Shin'ya Nishida
Spatiotemporal properties
of motion perception for
random-check contrast modulation
Abstract:To clarify the mechanism of detecting the motion of contrast
modulations, the spatiotemporal properties of direction discrimination for
contrast motion were examined. The stimulus was a microbalanced
random stimulus (Chubb & Sperling, 1988, Journal of the Optical Society of
America, A5, 1986-2007), termed RWK (random window kinematogram), a
shifting random checkerboard pattern in which each check was either a
patch of random dots (uncorrelated between frames) or a patch of uniform
gray having the mean luminance of the random dots. The effect of ED
(exposure duration) on RWK discrimination could be described as SOA
(stimulus onset asynchrony) dependency when the EDs of the first and
second frames were the same, but the performance was better than
predicted from SOA when the first ED was short while the second was long.

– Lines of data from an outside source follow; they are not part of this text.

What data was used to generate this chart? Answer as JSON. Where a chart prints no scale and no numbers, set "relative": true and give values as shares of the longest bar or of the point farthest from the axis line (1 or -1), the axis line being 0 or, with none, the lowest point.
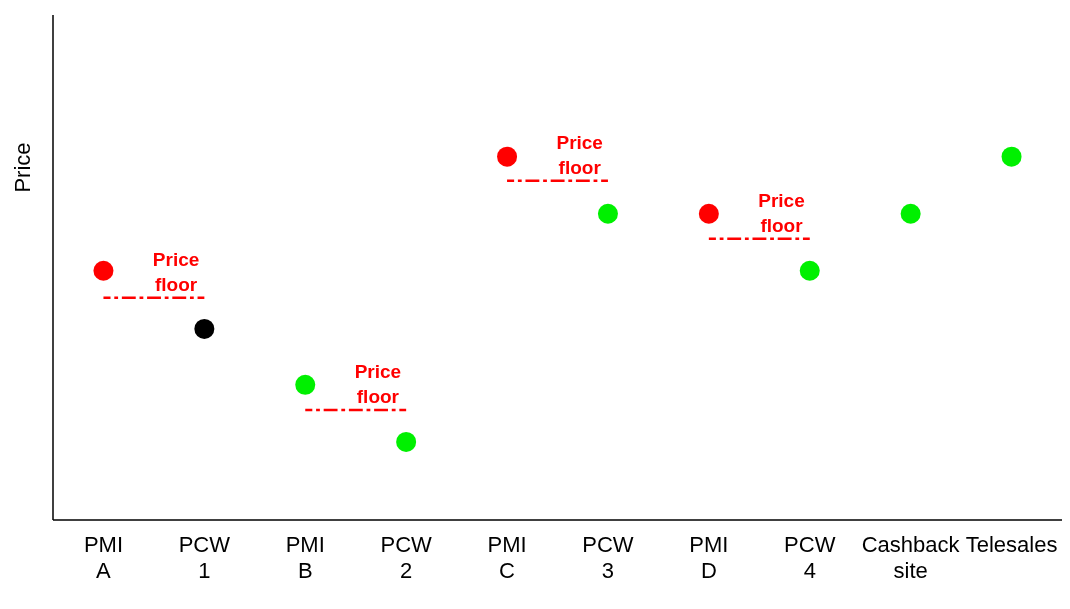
{
  "chart_data": {
    "type": "scatter",
    "relative": true,
    "ylabel": "Price",
    "categories": [
      "PMI A",
      "PCW 1",
      "PMI B",
      "PCW 2",
      "PMI C",
      "PCW 3",
      "PMI D",
      "PCW 4",
      "Cashback site",
      "Telesales"
    ],
    "marker": "circle",
    "line_style": "dashed",
    "grid": false,
    "legend": false,
    "series": [
      {
        "values": [
          0.686,
          0.526,
          0.372,
          0.215,
          1,
          0.843,
          0.843,
          0.686,
          0.843,
          1
        ],
        "colors": [
          "#ff0000",
          "#000000",
          "#00f000",
          "#00f000",
          "#ff0000",
          "#00f000",
          "#ff0000",
          "#00f000",
          "#00f000",
          "#00f000"
        ]
      },
      {
        "type": "line",
        "marker": "none",
        "color": "#ff0000",
        "values": [
          0.612,
          0.612,
          null,
          null,
          null,
          null,
          null,
          null,
          null,
          null
        ]
      },
      {
        "type": "line",
        "marker": "none",
        "color": "#ff0000",
        "values": [
          null,
          null,
          0.303,
          0.303,
          null,
          null,
          null,
          null,
          null,
          null
        ]
      },
      {
        "type": "line",
        "marker": "none",
        "color": "#ff0000",
        "values": [
          null,
          null,
          null,
          null,
          0.934,
          0.934,
          null,
          null,
          null,
          null
        ]
      },
      {
        "type": "line",
        "marker": "none",
        "color": "#ff0000",
        "values": [
          null,
          null,
          null,
          null,
          null,
          null,
          0.774,
          0.774,
          null,
          null
        ]
      }
    ],
    "annotations": [
      {
        "text": "Price floor",
        "x": "PCW 1",
        "y": 0.612
      },
      {
        "text": "Price floor",
        "x": "PCW 2",
        "y": 0.303
      },
      {
        "text": "Price floor",
        "x": "PCW 3",
        "y": 0.934
      },
      {
        "text": "Price floor",
        "x": "PCW 4",
        "y": 0.774
      }
    ]
  }
}
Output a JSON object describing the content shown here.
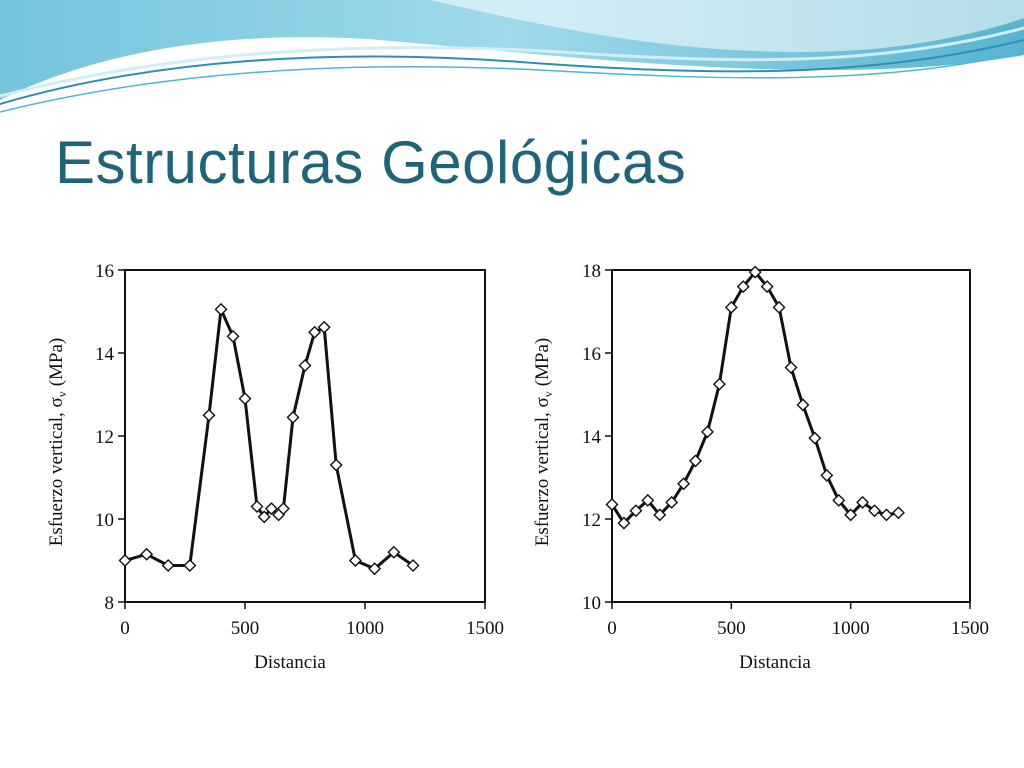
{
  "slide": {
    "title": "Estructuras Geológicas",
    "accent_color": "#1f6478",
    "wave_colors": [
      "#8fd3e8",
      "#4fb6d2",
      "#2e8fb3",
      "#cfeef6"
    ]
  },
  "chart_data": [
    {
      "type": "line",
      "marker": "diamond",
      "title": "",
      "xlabel": "Distancia",
      "ylabel": "Esfuerzo vertical, σ",
      "ylabel_subscript": "v",
      "ylabel_unit": "(MPa)",
      "xlim": [
        0,
        1500
      ],
      "ylim": [
        8,
        16
      ],
      "xticks": [
        0,
        500,
        1000,
        1500
      ],
      "yticks": [
        8,
        10,
        12,
        14,
        16
      ],
      "grid": false,
      "series": [
        {
          "x": [
            0,
            90,
            180,
            270,
            350,
            400,
            450,
            500,
            550,
            580,
            610,
            640,
            660,
            700,
            750,
            790,
            830,
            880,
            960,
            1040,
            1120,
            1200
          ],
          "y": [
            9.0,
            9.15,
            8.88,
            8.88,
            12.5,
            15.05,
            14.4,
            12.9,
            10.3,
            10.05,
            10.25,
            10.1,
            10.25,
            12.45,
            13.7,
            14.5,
            14.62,
            11.3,
            9.0,
            8.8,
            9.2,
            8.88
          ]
        }
      ]
    },
    {
      "type": "line",
      "marker": "diamond",
      "title": "",
      "xlabel": "Distancia",
      "ylabel": "Esfuerzo vertical, σ",
      "ylabel_subscript": "v",
      "ylabel_unit": "(MPa)",
      "xlim": [
        0,
        1500
      ],
      "ylim": [
        10,
        18
      ],
      "xticks": [
        0,
        500,
        1000,
        1500
      ],
      "yticks": [
        10,
        12,
        14,
        16,
        18
      ],
      "grid": false,
      "series": [
        {
          "x": [
            0,
            50,
            100,
            150,
            200,
            250,
            300,
            350,
            400,
            450,
            500,
            550,
            600,
            650,
            700,
            750,
            800,
            850,
            900,
            950,
            1000,
            1050,
            1100,
            1150,
            1200
          ],
          "y": [
            12.35,
            11.9,
            12.2,
            12.45,
            12.1,
            12.4,
            12.85,
            13.4,
            14.1,
            15.25,
            17.1,
            17.6,
            17.95,
            17.6,
            17.1,
            15.65,
            14.75,
            13.95,
            13.05,
            12.45,
            12.1,
            12.4,
            12.2,
            12.1,
            12.15
          ]
        }
      ]
    }
  ]
}
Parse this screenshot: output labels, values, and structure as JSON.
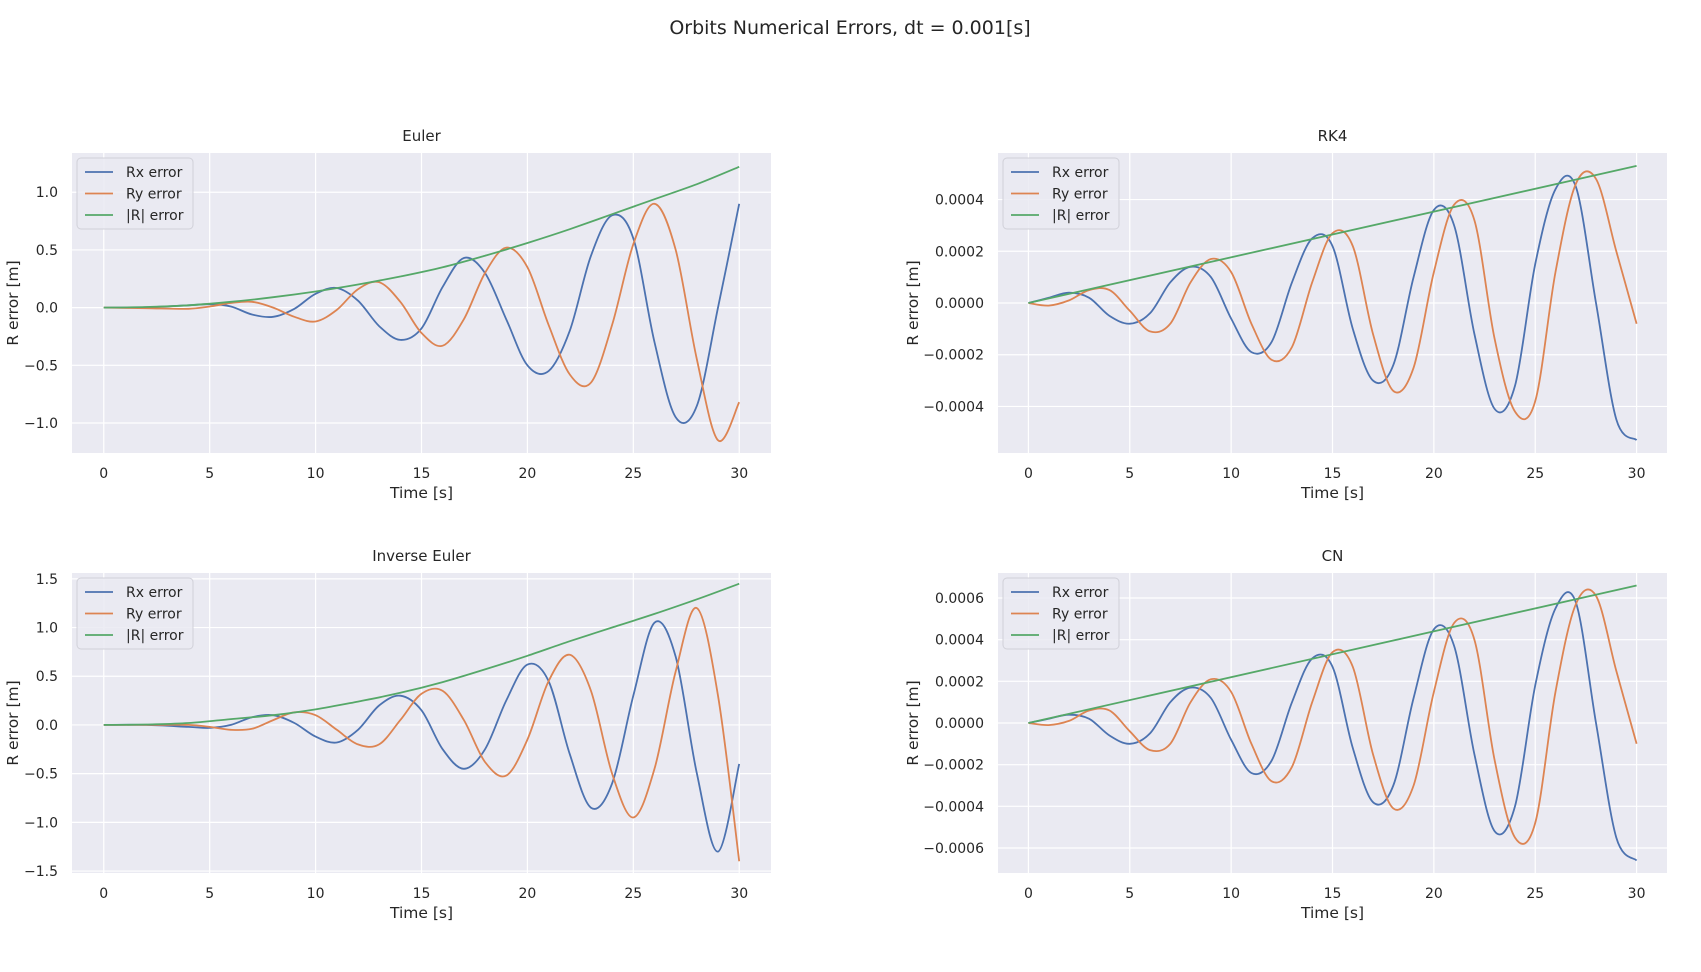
{
  "figure": {
    "suptitle": "Orbits Numerical Errors, dt = 0.001[s]"
  },
  "colors": {
    "rx": "#4c72b0",
    "ry": "#dd8452",
    "r": "#55a868",
    "axes_bg": "#eaeaf2",
    "grid": "#ffffff"
  },
  "chart_data": [
    {
      "type": "line",
      "title": "Euler",
      "xlabel": "Time [s]",
      "ylabel": "R error [m]",
      "xlim": [
        -1.5,
        31.5
      ],
      "ylim": [
        -1.26,
        1.34
      ],
      "xticks": [
        0,
        5,
        10,
        15,
        20,
        25,
        30
      ],
      "xtick_labels": [
        "0",
        "5",
        "10",
        "15",
        "20",
        "25",
        "30"
      ],
      "yticks": [
        -1.0,
        -0.5,
        0.0,
        0.5,
        1.0
      ],
      "ytick_labels": [
        "−1.0",
        "−0.5",
        "0.0",
        "0.5",
        "1.0"
      ],
      "grid": true,
      "legend": "top-left",
      "series": [
        {
          "name": "Rx error",
          "x": [
            0,
            2,
            4,
            5,
            6,
            7,
            8,
            9,
            10,
            11,
            12,
            13,
            14,
            15,
            16,
            17,
            18,
            19,
            20,
            21,
            22,
            23,
            24,
            25,
            26,
            27,
            28,
            29,
            30
          ],
          "y": [
            0,
            0.003,
            0.02,
            0.03,
            0.01,
            -0.06,
            -0.08,
            -0.01,
            0.12,
            0.17,
            0.06,
            -0.16,
            -0.28,
            -0.18,
            0.18,
            0.43,
            0.3,
            -0.1,
            -0.5,
            -0.55,
            -0.2,
            0.45,
            0.8,
            0.6,
            -0.3,
            -0.95,
            -0.85,
            0.0,
            0.9
          ]
        },
        {
          "name": "Ry error",
          "x": [
            0,
            2,
            4,
            5,
            6,
            7,
            8,
            9,
            10,
            11,
            12,
            13,
            14,
            15,
            16,
            17,
            18,
            19,
            20,
            21,
            22,
            23,
            24,
            25,
            26,
            27,
            28,
            29,
            30
          ],
          "y": [
            0,
            -0.005,
            -0.01,
            0.01,
            0.04,
            0.05,
            0.0,
            -0.08,
            -0.12,
            -0.02,
            0.16,
            0.22,
            0.05,
            -0.22,
            -0.33,
            -0.1,
            0.3,
            0.52,
            0.35,
            -0.15,
            -0.58,
            -0.65,
            -0.15,
            0.55,
            0.9,
            0.5,
            -0.45,
            -1.15,
            -0.82
          ]
        },
        {
          "name": "|R|  error",
          "x": [
            0,
            2,
            4,
            6,
            8,
            10,
            12,
            14,
            16,
            18,
            20,
            22,
            24,
            26,
            28,
            30
          ],
          "y": [
            0,
            0.005,
            0.02,
            0.05,
            0.09,
            0.14,
            0.2,
            0.27,
            0.35,
            0.45,
            0.56,
            0.68,
            0.81,
            0.94,
            1.07,
            1.22
          ]
        }
      ]
    },
    {
      "type": "line",
      "title": "RK4",
      "xlabel": "Time [s]",
      "ylabel": "R error [m]",
      "xlim": [
        -1.5,
        31.5
      ],
      "ylim": [
        -0.00058,
        0.00058
      ],
      "xticks": [
        0,
        5,
        10,
        15,
        20,
        25,
        30
      ],
      "xtick_labels": [
        "0",
        "5",
        "10",
        "15",
        "20",
        "25",
        "30"
      ],
      "yticks": [
        -0.0004,
        -0.0002,
        0.0,
        0.0002,
        0.0004
      ],
      "ytick_labels": [
        "−0.0004",
        "−0.0002",
        "0.0000",
        "0.0002",
        "0.0004"
      ],
      "grid": true,
      "legend": "top-left",
      "series": [
        {
          "name": "Rx error",
          "x": [
            0,
            1,
            2,
            3,
            4,
            5,
            6,
            7,
            8,
            9,
            10,
            11,
            12,
            13,
            14,
            15,
            16,
            17,
            18,
            19,
            20,
            21,
            22,
            23,
            24,
            25,
            26,
            27,
            28,
            29,
            30
          ],
          "y": [
            0,
            2e-05,
            4e-05,
            2e-05,
            -5e-05,
            -8e-05,
            -4e-05,
            8e-05,
            0.00014,
            0.0001,
            -6e-05,
            -0.00019,
            -0.00015,
            8e-05,
            0.00025,
            0.00022,
            -0.0001,
            -0.0003,
            -0.00024,
            0.0001,
            0.00036,
            0.0003,
            -0.00012,
            -0.00041,
            -0.00032,
            0.00015,
            0.00044,
            0.00045,
            0.0,
            -0.00045,
            -0.00053
          ]
        },
        {
          "name": "Ry error",
          "x": [
            0,
            1,
            2,
            3,
            4,
            5,
            6,
            7,
            8,
            9,
            10,
            11,
            12,
            13,
            14,
            15,
            16,
            17,
            18,
            19,
            20,
            21,
            22,
            23,
            24,
            25,
            26,
            27,
            28,
            29,
            30
          ],
          "y": [
            0,
            -1e-05,
            1e-05,
            5e-05,
            5e-05,
            -3e-05,
            -0.00011,
            -8e-05,
            8e-05,
            0.00017,
            0.00012,
            -8e-05,
            -0.00022,
            -0.00017,
            8e-05,
            0.00027,
            0.00022,
            -0.00012,
            -0.00034,
            -0.00025,
            0.00012,
            0.00038,
            0.00032,
            -0.00014,
            -0.00042,
            -0.00038,
            0.00012,
            0.00046,
            0.00048,
            0.0002,
            -8e-05
          ]
        },
        {
          "name": "|R|  error",
          "x": [
            0,
            30
          ],
          "y": [
            0,
            0.00053
          ]
        }
      ]
    },
    {
      "type": "line",
      "title": "Inverse Euler",
      "xlabel": "Time [s]",
      "ylabel": "R error [m]",
      "xlim": [
        -1.5,
        31.5
      ],
      "ylim": [
        -1.52,
        1.56
      ],
      "xticks": [
        0,
        5,
        10,
        15,
        20,
        25,
        30
      ],
      "xtick_labels": [
        "0",
        "5",
        "10",
        "15",
        "20",
        "25",
        "30"
      ],
      "yticks": [
        -1.5,
        -1.0,
        -0.5,
        0.0,
        0.5,
        1.0,
        1.5
      ],
      "ytick_labels": [
        "−1.5",
        "−1.0",
        "−0.5",
        "0.0",
        "0.5",
        "1.0",
        "1.5"
      ],
      "grid": true,
      "legend": "top-left",
      "series": [
        {
          "name": "Rx error",
          "x": [
            0,
            2,
            4,
            5,
            6,
            7,
            8,
            9,
            10,
            11,
            12,
            13,
            14,
            15,
            16,
            17,
            18,
            19,
            20,
            21,
            22,
            23,
            24,
            25,
            26,
            27,
            28,
            29,
            30
          ],
          "y": [
            0,
            0.0,
            -0.02,
            -0.03,
            0.0,
            0.08,
            0.1,
            0.02,
            -0.12,
            -0.18,
            -0.05,
            0.2,
            0.3,
            0.15,
            -0.25,
            -0.45,
            -0.25,
            0.25,
            0.62,
            0.45,
            -0.3,
            -0.85,
            -0.6,
            0.3,
            1.05,
            0.7,
            -0.5,
            -1.3,
            -0.4
          ]
        },
        {
          "name": "Ry error",
          "x": [
            0,
            2,
            4,
            5,
            6,
            7,
            8,
            9,
            10,
            11,
            12,
            13,
            14,
            15,
            16,
            17,
            18,
            19,
            20,
            21,
            22,
            23,
            24,
            25,
            26,
            27,
            28,
            29,
            30
          ],
          "y": [
            0,
            0.0,
            0.0,
            -0.02,
            -0.05,
            -0.04,
            0.05,
            0.13,
            0.1,
            -0.05,
            -0.2,
            -0.2,
            0.05,
            0.32,
            0.35,
            0.05,
            -0.38,
            -0.52,
            -0.15,
            0.45,
            0.72,
            0.35,
            -0.5,
            -0.95,
            -0.45,
            0.55,
            1.2,
            0.3,
            -1.4
          ]
        },
        {
          "name": "|R|  error",
          "x": [
            0,
            2,
            4,
            6,
            8,
            10,
            12,
            14,
            16,
            18,
            20,
            22,
            24,
            26,
            28,
            30
          ],
          "y": [
            0,
            0.005,
            0.02,
            0.06,
            0.1,
            0.16,
            0.24,
            0.33,
            0.44,
            0.57,
            0.71,
            0.86,
            1.0,
            1.14,
            1.29,
            1.45
          ]
        }
      ]
    },
    {
      "type": "line",
      "title": "CN",
      "xlabel": "Time [s]",
      "ylabel": "R error [m]",
      "xlim": [
        -1.5,
        31.5
      ],
      "ylim": [
        -0.00072,
        0.00072
      ],
      "xticks": [
        0,
        5,
        10,
        15,
        20,
        25,
        30
      ],
      "xtick_labels": [
        "0",
        "5",
        "10",
        "15",
        "20",
        "25",
        "30"
      ],
      "yticks": [
        -0.0006,
        -0.0004,
        -0.0002,
        0.0,
        0.0002,
        0.0004,
        0.0006
      ],
      "ytick_labels": [
        "−0.0006",
        "−0.0004",
        "−0.0002",
        "0.0000",
        "0.0002",
        "0.0004",
        "0.0006"
      ],
      "grid": true,
      "legend": "top-left",
      "series": [
        {
          "name": "Rx error",
          "x": [
            0,
            1,
            2,
            3,
            4,
            5,
            6,
            7,
            8,
            9,
            10,
            11,
            12,
            13,
            14,
            15,
            16,
            17,
            18,
            19,
            20,
            21,
            22,
            23,
            24,
            25,
            26,
            27,
            28,
            29,
            30
          ],
          "y": [
            0,
            2e-05,
            4e-05,
            2e-05,
            -6e-05,
            -0.0001,
            -5e-05,
            0.0001,
            0.00017,
            0.00012,
            -8e-05,
            -0.00024,
            -0.00018,
            0.0001,
            0.00031,
            0.00027,
            -0.00012,
            -0.00038,
            -0.0003,
            0.00012,
            0.00045,
            0.00037,
            -0.00015,
            -0.00052,
            -0.0004,
            0.00018,
            0.00055,
            0.00058,
            0.0,
            -0.00055,
            -0.00066
          ]
        },
        {
          "name": "Ry error",
          "x": [
            0,
            1,
            2,
            3,
            4,
            5,
            6,
            7,
            8,
            9,
            10,
            11,
            12,
            13,
            14,
            15,
            16,
            17,
            18,
            19,
            20,
            21,
            22,
            23,
            24,
            25,
            26,
            27,
            28,
            29,
            30
          ],
          "y": [
            0,
            -1e-05,
            1e-05,
            6e-05,
            6e-05,
            -4e-05,
            -0.00013,
            -0.0001,
            0.0001,
            0.00021,
            0.00015,
            -0.0001,
            -0.00028,
            -0.00021,
            0.0001,
            0.00034,
            0.00027,
            -0.00015,
            -0.00041,
            -0.0003,
            0.00015,
            0.00048,
            0.0004,
            -0.00018,
            -0.00055,
            -0.00048,
            0.00015,
            0.00057,
            0.00061,
            0.00025,
            -0.0001
          ]
        },
        {
          "name": "|R|  error",
          "x": [
            0,
            30
          ],
          "y": [
            0,
            0.00066
          ]
        }
      ]
    }
  ]
}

RWK could be seen at longer inter-stimulus intervals than RDK (random
dot kinematogram) having similar stimulus parameters (e.g., check size,
effective contrast). Incoherent motion (e.g., reversed phi) could be seen for
RWK. The Dmax (maximum displacement limit) for RWK was comparable
to that of RDK, but it increased in proportion to the check size, while the
Dmax for RDK did not. These results suggest that, like the luminance
motion mechanism, the contrast motion mechanism extracts motion
locally, and its motion extraction stage can be modeled as a correlation-type
detector. Also, the spatial ranges of the contrast motion detectors are
comparable to those of the luminance motion detectors, but their temporal
range is larger. The preprocessing of the contrast motion detector may be
different from that assumed in the model proposed by Chubb & Sperling.